Vigili schrie auf und wollte sie im Uebermaß des Entzückens in die Arme schließen, aber sie wehrte ihn ab und fuhr hastig und mit glühenden Wangen fort: „Eine einzige Bedingniß ist dabei … daß es gleich richtig gemacht wird und wir gleich die Stuhlfest halten …“

„Ho,“ rief lachend der Schmied und drückte sie trotz ihres Widerstandes fest an sich, „wirst doch nit glauben, daß ich meinem Wort umsteh? Mir ist’s lieber heut’ als morgen … Heda, Lenz,“ rief er durch die aufgerissene Thür in die Werkstatt hinaus, „lauf hinüber zum Schullehrer … er soll Alles liegen und stehen lassen und herüberkommen und soll alle seine Schreibereien mitbringen, es giebt eine Hochzeit in der Schmiede!“

Der Gerufene ließ nicht lange auf sich warten und war kaum im Stande, sein Erstaunen und seinen Aerger zu verbergen, als er das verstoßene Mädchen plötzlich als die Braut eines der Reichsten im Dorfe vor sich sah; Vigili, ungestüm in der Freude wie im Zorn, ward es nicht gewahr und schwatzte in den Lehrer hinein, wie es gehalten werden sollte und wie er seiner Braut Alles verschreibe, Haus und Hof und die Schmiede und sich selbst. Der Lehrer unterbrach ihn nur einige Augenblicke, indem er in verstelltem Unmuth ausrief, nun habe er das Wichtigste von seinen Papieren vergessen und müsse es noch holen.

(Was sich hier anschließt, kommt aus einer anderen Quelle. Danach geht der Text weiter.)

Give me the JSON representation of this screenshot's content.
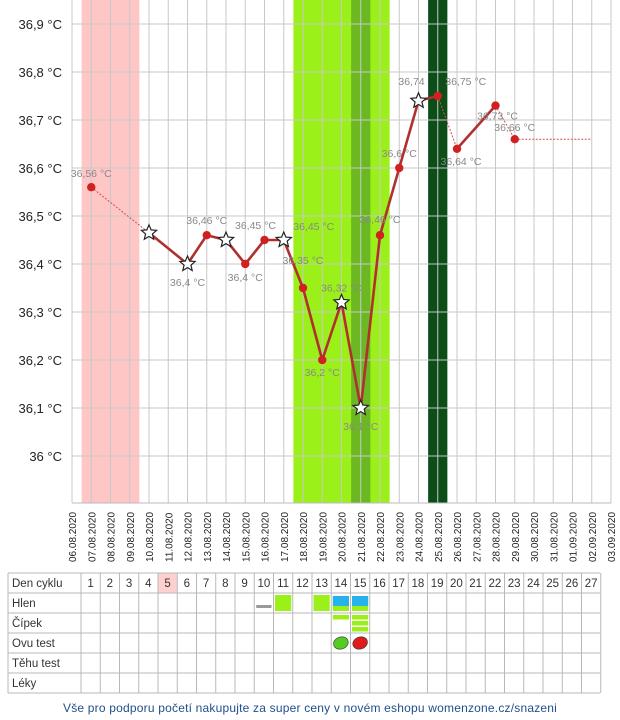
{
  "chart_data": {
    "type": "line",
    "unit": "°C",
    "y_axis": {
      "min": 35.9,
      "max": 36.95,
      "ticks": [
        36.0,
        36.1,
        36.2,
        36.3,
        36.4,
        36.5,
        36.6,
        36.7,
        36.8,
        36.9
      ],
      "tick_labels": [
        "36 °C",
        "36,1 °C",
        "36,2 °C",
        "36,3 °C",
        "36,4 °C",
        "36,5 °C",
        "36,6 °C",
        "36,7 °C",
        "36,8 °C",
        "36,9 °C"
      ]
    },
    "dates": [
      "06.08.2020",
      "07.08.2020",
      "08.08.2020",
      "09.08.2020",
      "10.08.2020",
      "11.08.2020",
      "12.08.2020",
      "13.08.2020",
      "14.08.2020",
      "15.08.2020",
      "16.08.2020",
      "17.08.2020",
      "18.08.2020",
      "19.08.2020",
      "20.08.2020",
      "21.08.2020",
      "22.08.2020",
      "23.08.2020",
      "24.08.2020",
      "25.08.2020",
      "26.08.2020",
      "27.08.2020",
      "28.08.2020",
      "29.08.2020",
      "30.08.2020",
      "31.08.2020",
      "01.09.2020",
      "02.09.2020",
      "03.09.2020"
    ],
    "bands": [
      {
        "from": "06.08.2020",
        "to": "09.08.2020",
        "color": "#ffc6c6",
        "meaning": "menstruation"
      },
      {
        "from": "17.08.2020",
        "to": "22.08.2020",
        "color": "#9cf01a",
        "meaning": "fertile window"
      },
      {
        "from": "20.08.2020",
        "to": "21.08.2020",
        "color": "#6cb823",
        "meaning": "peak"
      },
      {
        "from": "24.08.2020",
        "to": "25.08.2020",
        "color": "#0d4d17",
        "meaning": "ovulation"
      }
    ],
    "series": [
      {
        "points": [
          {
            "date": "07.08.2020",
            "value": 36.56,
            "label": "36,56 °C",
            "marker": "dot",
            "line": "thin"
          },
          {
            "date": "10.08.2020",
            "value": 36.465,
            "label": "",
            "marker": "star",
            "line": "thin"
          },
          {
            "date": "12.08.2020",
            "value": 36.4,
            "label": "36,4 °C",
            "marker": "star",
            "line": "thick"
          },
          {
            "date": "13.08.2020",
            "value": 36.46,
            "label": "36,46 °C",
            "marker": "dot",
            "line": "thick"
          },
          {
            "date": "14.08.2020",
            "value": 36.45,
            "label": "",
            "marker": "star",
            "line": "thick"
          },
          {
            "date": "15.08.2020",
            "value": 36.4,
            "label": "36,4 °C",
            "marker": "dot",
            "line": "thick"
          },
          {
            "date": "16.08.2020",
            "value": 36.45,
            "label": "36,45 °C",
            "marker": "dot",
            "line": "thick"
          },
          {
            "date": "17.08.2020",
            "value": 36.45,
            "label": "36,45 °C",
            "marker": "star",
            "line": "thick"
          },
          {
            "date": "18.08.2020",
            "value": 36.35,
            "label": "36,35 °C",
            "marker": "dot",
            "line": "thick"
          },
          {
            "date": "19.08.2020",
            "value": 36.2,
            "label": "36,2 °C",
            "marker": "dot",
            "line": "thick"
          },
          {
            "date": "20.08.2020",
            "value": 36.32,
            "label": "36,32 °C",
            "marker": "star",
            "line": "thick"
          },
          {
            "date": "21.08.2020",
            "value": 36.1,
            "label": "36,1 °C",
            "marker": "star",
            "line": "thick"
          },
          {
            "date": "22.08.2020",
            "value": 36.46,
            "label": "36,46 °C",
            "marker": "dot",
            "line": "thick"
          },
          {
            "date": "23.08.2020",
            "value": 36.6,
            "label": "36,6 °C",
            "marker": "dot",
            "line": "thick"
          },
          {
            "date": "24.08.2020",
            "value": 36.74,
            "label": "36,74",
            "marker": "star",
            "line": "thick"
          },
          {
            "date": "25.08.2020",
            "value": 36.75,
            "label": "36,75 °C",
            "marker": "dot",
            "line": "thick"
          },
          {
            "date": "26.08.2020",
            "value": 36.64,
            "label": "36,64 °C",
            "marker": "dot",
            "line": "thin"
          },
          {
            "date": "28.08.2020",
            "value": 36.73,
            "label": "36,73 °C",
            "marker": "dot",
            "line": "thick"
          },
          {
            "date": "29.08.2020",
            "value": 36.66,
            "label": "36,66 °C",
            "marker": "dot",
            "line": "thin"
          }
        ],
        "extension_to": "02.09.2020"
      }
    ],
    "table": {
      "row_labels": [
        "Den cyklu",
        "Hlen",
        "Čípek",
        "Ovu test",
        "Těhu test",
        "Léky"
      ],
      "cycle_days": [
        "1",
        "2",
        "3",
        "4",
        "5",
        "6",
        "7",
        "8",
        "9",
        "10",
        "11",
        "12",
        "13",
        "14",
        "15",
        "16",
        "17",
        "18",
        "19",
        "20",
        "21",
        "22",
        "23",
        "24",
        "25",
        "26",
        "27"
      ],
      "highlight_day": "5",
      "highlight_color": "#ffd0d0",
      "hlen": [
        {
          "day": "10",
          "kind": "dry",
          "color": "#999999"
        },
        {
          "day": "11",
          "kind": "fertile",
          "color": "#9cf01a"
        },
        {
          "day": "13",
          "kind": "fertile",
          "color": "#9cf01a"
        },
        {
          "day": "14",
          "kind": "egg-white",
          "color": "#27b2ec"
        },
        {
          "day": "15",
          "kind": "egg-white",
          "color": "#27b2ec"
        }
      ],
      "cipek": [
        {
          "day": "14",
          "level": 1,
          "color": "#9cf01a"
        },
        {
          "day": "15",
          "level": 3,
          "color": "#9cf01a"
        }
      ],
      "ovu_test": [
        {
          "day": "14",
          "result": "negative",
          "color": "#55cc22"
        },
        {
          "day": "15",
          "result": "positive",
          "color": "#e01b1b"
        }
      ]
    }
  },
  "footer": {
    "text": "Vše pro podporu početí nakupujte za super ceny v novém eshopu womenzone.cz/snazeni"
  }
}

Nach wenig Secunden kam er wieder, der Erfolg zeigte, daß er sie wohl zu benützen verstanden.

Eben war der Vertragsentwurf seinem Ende nahe, ein paar Männer aus der Nachbarschaft, die schnell als Zeugen und Beiständer gerufen worden, waren eben erschienen, als die Thür hastig aufging und das Pfarrfräulein eintrat, die ganze Versammlung mit funkelnden Augen überfliegend.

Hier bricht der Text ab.